In 2013, mere mortals wrote open letters to famous bullies, presumably because they couldn't find their contact info online to send them a more personal note. Then those relatively-unknown letter writers became celebs themselves, if only for a fleeting moment. Like in December, Brimfield, Ohio Police Chief David Oliver took a break from his usual Facebook rants about how most police officers don't actually eat donuts to pen an open letter to Kanye West. The letter came in response to the rapper's comment that performing on stage was as dangerous and risky as the duties of a police officer. Oliver writes sarcastically: “I want to thank you for putting your life on the line for all of us every day. I know that being a rapper is tough work.” He ends the letter by quoting rapper Ice Cube: “Check yourself, before you wreck yourself.”
(Oliver is such an avid letter writing that he's even written an open letter to his “dimwit” Facebook followers who accuse him of posting on Facebook during “work time.” Here's what he has to say to ya'll: “We engage in social media. Social media in law enforcement is a relatively new thing for many departments. Not us. We are a 'real time' agency.”)
No exception to the trend, this paper published its fair share of open letters in 2013. Wall Street victims stood up to celebrity bullies, like when Christina McDowell called out so-called liberal filmmaker Martin Scorsese for his glorification of Jordan Belfort. Fed-up readers attacked the media, like when Alex Mizrahi begged Huffington Post to stop sticking question marks at the end of their tweets. Others egged on celebrities, as when Amy Nicholson kicked off 2014 by urging James Franco to do Double Dick Dude. Like the valiant open letter writers that came before them, these little guys stood up to the big guys the only way they knew how to. For all we know, Franco is wining and dining Double Dick Dude as we speak. For the sake of art, of course. A powerful open letter can be a movement in the making.
In 2013, movie directors stepped away from their movie directing and took a moment to add their own open letters into the vast canon. Woody Allen penned an open letter in The Hollywood Reporter, urging The Academy to consider the vital role played by casting directors. “I owe a big part of the success of my films to this scrupulous casting process which I must say if left to my own devices would never have happened,” he says, citing his introduction to then-unknown actors like Meryl Streep and Jeff Daniels.
Even into 2014, Scorsese is keeping the letter-writing trend alive.
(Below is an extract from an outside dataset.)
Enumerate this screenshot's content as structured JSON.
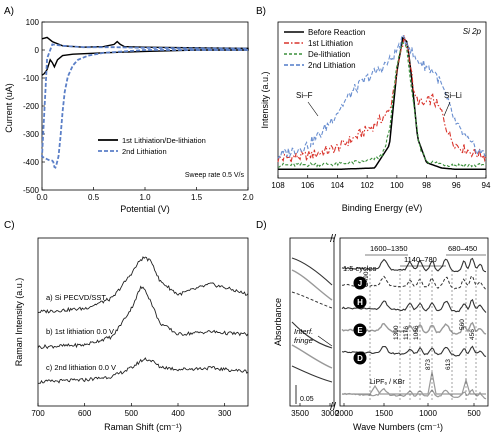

He ignored McDowell's open letter completely, instead writing an open letter to his daughter Francesca about the “bright” future of filmmaking. But perhaps it would've been more personal if Scorsese had given the letter directly to his daughter to keep in a locket or put in her pocket until the letter became withered and old. Unless of course, he really just wanted to write an essay and call it an open letter so others would open it. Open it they did.
To the future open letter writers of 2014: If you're not looking to incite a movement, consider alternate methods of posting your message. Try a direct message on Twitter, an email, or a Snapchat that disappears. (So that no one can weigh in on it!) Just imagine what our forefathers of open letter writing would've done with all this technology. Why not pull a LaBeouf and plagiarize his version of an open letter: Write your letter in skywriting or on a banner attached to a plane.
Before publishing that open letter to your website, dear open letter writers of 2014, remember the words of Police Chief Oliver: Check yourself before you wreck yourself. Otherwise, heed the comments section and get ready for a dozen other letters to be written in response. Now that's an open letter that keeps on giving.